Actually, I think you might want to learn a bit about how LSL works before you say "easily" anything with regards to brute-forcing a channel. Random channels are actually "fairly" secure, if used on a temporary, one-time basis for each communication.

From: someone
Like I said, stick with publicly known standards, and if your security depends on no one knowing how it operates, you're not secure. Bruce Scheiner has a bunch of source code for various crypto implementations on his website, use that as a reference to code a known algorithm.


Security through obscurity actually gets a lot less credit than it deserves. The real axiom to use is "use as much security as you need to make it cost the attacker more to break than what the security mechanism is protecting". In many cases, especially in SL, obscurity is "good enough" for many applications. No, obscurity is not anywhere near as good as a real algorithm, but considering you are probably protecting a few cents' worth of information with it, and it takes dollars' worth of effort to break it, why worry about it? Many times, having "obscurity" heaped on top of industrial-strength cryptography makes it an order of magnitude more difficult to break. Attackers first have to figure out what the heck you are using and how you are using it, THEN they can attack it.

From: someone
Even using a symmetric cipher would probably be sufficiently strong, I'd probably update the keys on each update and provide a means for you to override and upload a new key if anything goes wrong.


Good advice for a RL product, built on a real platform with a real programming language. It's not practical or feasible to implement strong cryptography in LSL within SL. It's just too limited and too slow. Maybe if the Lindens gave us hooks into OpenSSL or something, that would make it much better, but don't hold your breath on that one.
Haravikk Mistral
Registered User
Join date: 8 Oct 2005
Posts: 2,482
02-28-2007 11:36
Encryption isn't really the main issue, especially now that SL can use HTTPS to communicate with sites, data doesn't technically need to be encrypted at all when going outside of SL. Any frequent data within SL as already said just needs a quick, dirty one-time thing such as a simple XOR that uses part of a message to change its key and/or comms channel. So payments are best handled with an outside HTTP server (it's also incredibly useful for detecting and fixing broken vendors or failed transactions anyway), and simple things for games where the time it could take to brute force would be time in which the key you're trying to crack has changed two or three times and is now using a different channel.

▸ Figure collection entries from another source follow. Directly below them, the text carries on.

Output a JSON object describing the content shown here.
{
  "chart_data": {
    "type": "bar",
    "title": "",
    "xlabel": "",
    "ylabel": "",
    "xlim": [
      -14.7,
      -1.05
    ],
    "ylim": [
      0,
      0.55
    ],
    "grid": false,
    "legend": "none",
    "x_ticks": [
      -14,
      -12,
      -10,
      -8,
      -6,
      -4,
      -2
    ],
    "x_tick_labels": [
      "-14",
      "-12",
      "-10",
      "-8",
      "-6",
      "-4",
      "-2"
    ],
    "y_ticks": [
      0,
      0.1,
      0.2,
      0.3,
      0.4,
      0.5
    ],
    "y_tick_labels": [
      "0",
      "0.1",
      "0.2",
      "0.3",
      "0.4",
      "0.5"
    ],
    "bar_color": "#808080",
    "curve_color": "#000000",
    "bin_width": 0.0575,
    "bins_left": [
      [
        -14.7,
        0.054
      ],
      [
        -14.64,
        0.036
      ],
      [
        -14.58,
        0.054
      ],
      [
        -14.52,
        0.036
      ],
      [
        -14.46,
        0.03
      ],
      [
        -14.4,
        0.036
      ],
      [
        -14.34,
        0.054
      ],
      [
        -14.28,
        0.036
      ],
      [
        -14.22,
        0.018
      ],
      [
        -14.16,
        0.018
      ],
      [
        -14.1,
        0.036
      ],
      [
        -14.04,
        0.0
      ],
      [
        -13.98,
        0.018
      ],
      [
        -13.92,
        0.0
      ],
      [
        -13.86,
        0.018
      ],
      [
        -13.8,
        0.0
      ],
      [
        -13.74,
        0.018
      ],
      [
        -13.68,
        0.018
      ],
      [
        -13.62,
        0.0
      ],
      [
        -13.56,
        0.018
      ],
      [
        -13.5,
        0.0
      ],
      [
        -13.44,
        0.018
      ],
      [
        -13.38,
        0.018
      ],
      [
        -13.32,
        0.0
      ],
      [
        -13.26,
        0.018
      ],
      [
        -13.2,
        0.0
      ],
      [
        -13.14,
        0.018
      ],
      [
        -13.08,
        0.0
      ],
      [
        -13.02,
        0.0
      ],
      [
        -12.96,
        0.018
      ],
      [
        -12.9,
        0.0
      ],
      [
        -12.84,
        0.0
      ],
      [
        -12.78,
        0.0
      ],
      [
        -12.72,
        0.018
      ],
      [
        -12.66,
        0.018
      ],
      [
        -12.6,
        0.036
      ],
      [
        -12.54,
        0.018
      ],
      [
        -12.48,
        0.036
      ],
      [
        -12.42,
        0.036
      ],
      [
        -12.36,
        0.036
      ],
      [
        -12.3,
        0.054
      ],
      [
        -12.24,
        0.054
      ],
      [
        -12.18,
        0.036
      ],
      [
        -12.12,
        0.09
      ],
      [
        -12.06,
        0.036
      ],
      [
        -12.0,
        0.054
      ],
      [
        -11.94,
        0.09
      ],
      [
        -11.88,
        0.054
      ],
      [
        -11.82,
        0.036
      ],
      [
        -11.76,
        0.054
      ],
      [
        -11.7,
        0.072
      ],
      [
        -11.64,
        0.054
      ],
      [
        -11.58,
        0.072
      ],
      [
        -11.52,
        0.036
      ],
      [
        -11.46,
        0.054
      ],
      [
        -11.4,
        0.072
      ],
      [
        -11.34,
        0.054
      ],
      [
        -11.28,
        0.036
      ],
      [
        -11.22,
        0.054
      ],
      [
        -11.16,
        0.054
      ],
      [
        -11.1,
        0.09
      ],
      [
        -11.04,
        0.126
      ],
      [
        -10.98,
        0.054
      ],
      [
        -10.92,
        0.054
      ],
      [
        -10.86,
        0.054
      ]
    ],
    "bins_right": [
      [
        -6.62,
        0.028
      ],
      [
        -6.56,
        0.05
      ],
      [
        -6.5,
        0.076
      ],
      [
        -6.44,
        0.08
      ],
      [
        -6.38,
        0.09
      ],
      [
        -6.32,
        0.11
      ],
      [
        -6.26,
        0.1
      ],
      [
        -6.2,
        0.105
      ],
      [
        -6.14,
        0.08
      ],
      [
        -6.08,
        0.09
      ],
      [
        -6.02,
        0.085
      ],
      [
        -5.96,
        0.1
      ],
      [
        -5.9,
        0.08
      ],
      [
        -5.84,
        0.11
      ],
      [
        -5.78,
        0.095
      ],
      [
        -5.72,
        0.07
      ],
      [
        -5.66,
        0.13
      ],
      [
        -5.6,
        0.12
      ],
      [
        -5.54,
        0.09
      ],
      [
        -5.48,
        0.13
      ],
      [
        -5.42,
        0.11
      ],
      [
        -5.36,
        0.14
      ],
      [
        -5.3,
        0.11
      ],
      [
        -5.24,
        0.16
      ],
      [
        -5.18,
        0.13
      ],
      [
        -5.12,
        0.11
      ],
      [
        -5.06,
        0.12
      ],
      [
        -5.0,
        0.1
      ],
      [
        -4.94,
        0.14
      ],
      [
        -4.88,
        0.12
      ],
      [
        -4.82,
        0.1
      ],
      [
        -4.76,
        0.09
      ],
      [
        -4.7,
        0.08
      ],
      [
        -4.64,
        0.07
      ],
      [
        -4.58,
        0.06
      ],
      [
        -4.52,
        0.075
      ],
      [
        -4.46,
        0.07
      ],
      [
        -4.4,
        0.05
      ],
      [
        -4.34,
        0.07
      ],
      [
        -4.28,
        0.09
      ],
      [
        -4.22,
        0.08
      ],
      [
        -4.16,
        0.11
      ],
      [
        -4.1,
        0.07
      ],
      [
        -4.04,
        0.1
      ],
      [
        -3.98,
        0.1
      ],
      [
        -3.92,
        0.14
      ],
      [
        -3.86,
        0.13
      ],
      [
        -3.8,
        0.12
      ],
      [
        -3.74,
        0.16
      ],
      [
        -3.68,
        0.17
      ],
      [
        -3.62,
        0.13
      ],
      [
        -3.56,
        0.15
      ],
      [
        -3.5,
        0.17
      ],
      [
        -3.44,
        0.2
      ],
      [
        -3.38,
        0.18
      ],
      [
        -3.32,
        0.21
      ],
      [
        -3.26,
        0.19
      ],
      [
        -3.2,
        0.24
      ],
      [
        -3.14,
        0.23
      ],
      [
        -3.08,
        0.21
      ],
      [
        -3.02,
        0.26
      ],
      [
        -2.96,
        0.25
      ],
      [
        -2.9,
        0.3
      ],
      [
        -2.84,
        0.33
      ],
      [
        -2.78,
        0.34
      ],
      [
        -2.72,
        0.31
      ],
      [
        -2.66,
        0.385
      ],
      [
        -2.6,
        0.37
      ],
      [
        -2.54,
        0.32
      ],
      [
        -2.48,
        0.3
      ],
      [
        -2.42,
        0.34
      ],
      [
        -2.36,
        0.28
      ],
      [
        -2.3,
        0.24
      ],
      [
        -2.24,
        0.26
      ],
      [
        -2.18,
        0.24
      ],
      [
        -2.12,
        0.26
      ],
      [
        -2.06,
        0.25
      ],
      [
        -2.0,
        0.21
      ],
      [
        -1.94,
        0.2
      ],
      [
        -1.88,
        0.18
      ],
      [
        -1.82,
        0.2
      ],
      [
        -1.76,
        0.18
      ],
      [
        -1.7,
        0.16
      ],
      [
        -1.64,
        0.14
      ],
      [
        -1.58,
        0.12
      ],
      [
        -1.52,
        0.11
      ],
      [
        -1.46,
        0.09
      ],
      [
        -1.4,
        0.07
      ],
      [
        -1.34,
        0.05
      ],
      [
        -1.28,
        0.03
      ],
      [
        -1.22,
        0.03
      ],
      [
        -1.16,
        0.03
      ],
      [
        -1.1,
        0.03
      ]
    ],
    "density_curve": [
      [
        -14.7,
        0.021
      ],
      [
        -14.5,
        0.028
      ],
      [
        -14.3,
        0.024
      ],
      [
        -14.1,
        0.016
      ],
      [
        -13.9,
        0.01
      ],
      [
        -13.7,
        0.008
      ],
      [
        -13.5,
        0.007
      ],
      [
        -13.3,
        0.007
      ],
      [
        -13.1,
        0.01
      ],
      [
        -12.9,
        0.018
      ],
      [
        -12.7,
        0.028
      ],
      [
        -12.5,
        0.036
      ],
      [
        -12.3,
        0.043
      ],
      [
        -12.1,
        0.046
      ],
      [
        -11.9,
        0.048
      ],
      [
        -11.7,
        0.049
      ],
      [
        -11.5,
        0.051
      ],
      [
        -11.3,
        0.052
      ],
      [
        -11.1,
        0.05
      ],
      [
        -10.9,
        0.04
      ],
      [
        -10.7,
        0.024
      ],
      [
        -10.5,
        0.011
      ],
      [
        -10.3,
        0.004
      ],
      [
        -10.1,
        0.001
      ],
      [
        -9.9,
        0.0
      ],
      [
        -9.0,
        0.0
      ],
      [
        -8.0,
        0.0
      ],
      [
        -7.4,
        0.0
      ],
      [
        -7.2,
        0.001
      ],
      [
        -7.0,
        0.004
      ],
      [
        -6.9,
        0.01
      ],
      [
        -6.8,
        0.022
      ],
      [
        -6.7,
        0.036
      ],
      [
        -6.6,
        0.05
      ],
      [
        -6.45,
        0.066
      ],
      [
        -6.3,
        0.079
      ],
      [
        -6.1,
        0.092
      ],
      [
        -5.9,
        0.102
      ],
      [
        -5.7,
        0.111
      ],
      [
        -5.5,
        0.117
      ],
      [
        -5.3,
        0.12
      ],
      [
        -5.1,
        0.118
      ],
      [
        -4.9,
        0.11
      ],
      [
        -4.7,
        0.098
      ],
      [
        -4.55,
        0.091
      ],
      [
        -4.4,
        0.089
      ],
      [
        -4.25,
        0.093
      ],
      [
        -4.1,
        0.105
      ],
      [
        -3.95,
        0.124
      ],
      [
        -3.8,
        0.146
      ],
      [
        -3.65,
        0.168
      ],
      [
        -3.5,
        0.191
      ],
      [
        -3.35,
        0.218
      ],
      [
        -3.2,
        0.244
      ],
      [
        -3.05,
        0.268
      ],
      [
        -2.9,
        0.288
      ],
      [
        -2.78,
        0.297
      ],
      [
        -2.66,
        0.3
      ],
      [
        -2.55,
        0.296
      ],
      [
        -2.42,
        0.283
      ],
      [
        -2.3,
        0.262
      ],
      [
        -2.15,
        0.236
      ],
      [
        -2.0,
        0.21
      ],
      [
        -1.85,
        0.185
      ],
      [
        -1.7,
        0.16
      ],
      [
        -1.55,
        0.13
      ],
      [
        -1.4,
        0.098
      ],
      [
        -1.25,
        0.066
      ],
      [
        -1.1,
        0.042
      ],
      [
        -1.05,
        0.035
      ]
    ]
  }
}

The main-issue was just being able to update a script inside an object much more easily. The ideal way would be to have the ability to use llRemoteLoadScriptPin() (possibly the wrong name there) grid-wide for objects. This way an object just checks every now and then with a remote server, if the response it gets back indicates that an update is available, then it creates a 'location key' for itself (which unlike current queues can be used to locate an object anywhere on the grid by containing an identifier for the current simulator), and a PIN which can be used to replace its current script. Some controller somewhere in-world can then download the PIN and location key from the outside web-server, and then send out the new script by calling the appropriate load script pin function, using the location key to locate the object, and the PIN to authorise the command.
My thinking here is that the script should inform it's owner when it is being replaced, and what object is doing it (and who owns that object), this allows a malicious use to be reported. e.g a vendor selling an item which then has its script replaced so that it becomes a griefer tool.